Fratelli Bianchi condannati per spaccio ed estorsione. Legali preparano l'appello alla sentenza di ergastolo

Ma a forza di raccontare dei fratelli Bianchi, la vittima finisce quasi per essere dimenticata, per diventare un comprimario della serie sui picchiatori di Artena. E viene in mente il fatto che il murales di Willy a Paliano, disegnato dallo street artist Ozmo, si stia cancellando. Andrebbe coperto con una teca, ha suggerito qualcuno. Ma tornano alla memoria anche le parole della madre di Willy subito dopo la sentenza: «Si è stata una sentenza giusta, ma non abbiamo niente da dire di fronte a una morte così. Questo lasciatecelo, è un momento tutto nostro, Willy non c’è più, ma almeno non sia morto invano». E chissà se questa attenzione morbosa sui fratelli Bianchi renda fede alla speranza di mamma Lucia. 

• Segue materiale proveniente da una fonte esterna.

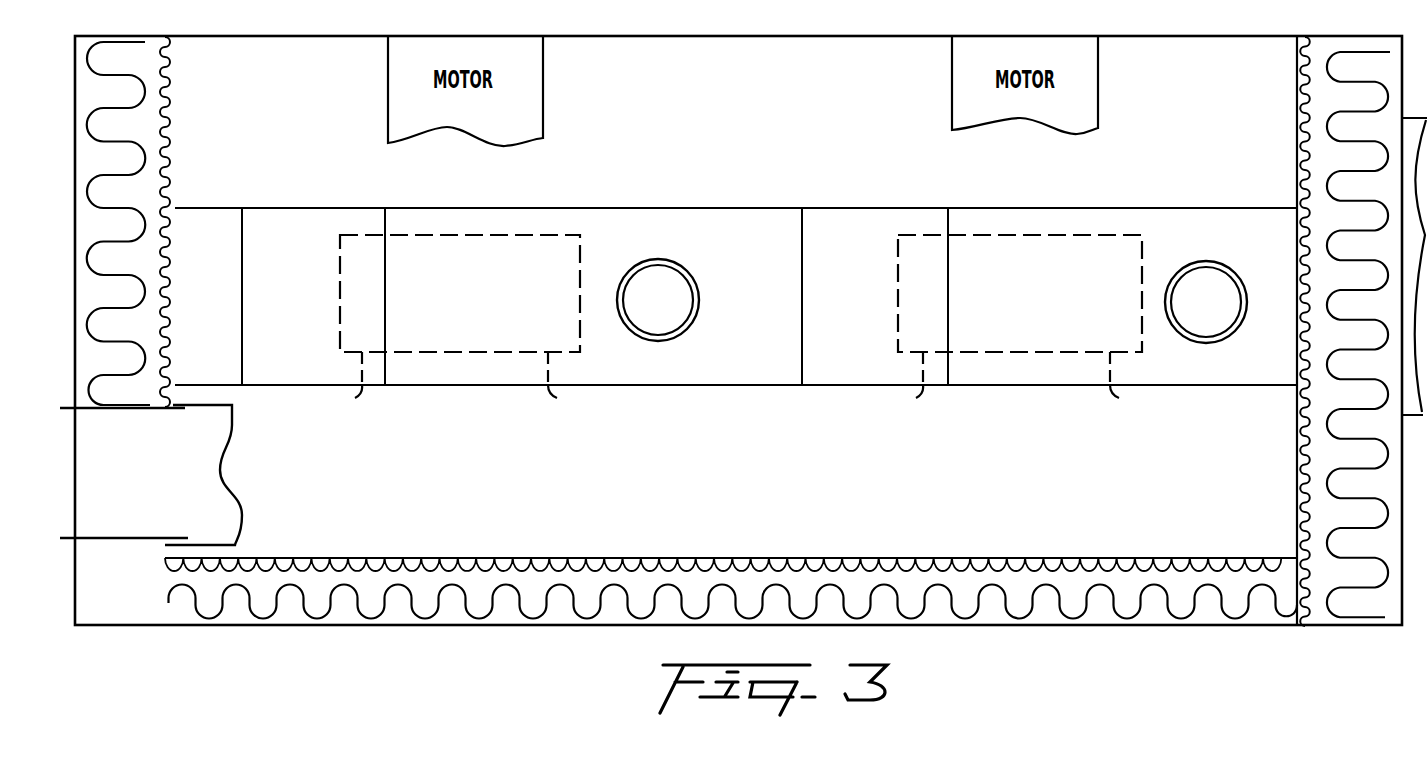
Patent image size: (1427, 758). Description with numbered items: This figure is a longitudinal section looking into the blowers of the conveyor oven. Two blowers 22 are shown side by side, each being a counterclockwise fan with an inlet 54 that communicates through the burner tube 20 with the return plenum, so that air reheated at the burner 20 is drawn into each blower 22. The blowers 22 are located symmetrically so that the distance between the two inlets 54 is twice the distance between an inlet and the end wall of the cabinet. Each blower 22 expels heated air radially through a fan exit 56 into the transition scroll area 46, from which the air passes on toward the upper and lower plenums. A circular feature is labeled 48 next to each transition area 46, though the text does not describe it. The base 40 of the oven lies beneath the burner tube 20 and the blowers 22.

Continuerà ora la battaglia giudiziaria per far cadere la condanna per omicidio volontario: fu preterintenzionale, sosterrà la difesa. Ma questa volta la strategia difensiva ora potrebbe essere diversa per i fratelli: una per Marco (la cui posizione, in base alle testimonianze, è apparsa più complicata), l'altra per Gabriele. Ma questo sarà più chiaro quando verranno rese note le motivazioni della sentenza.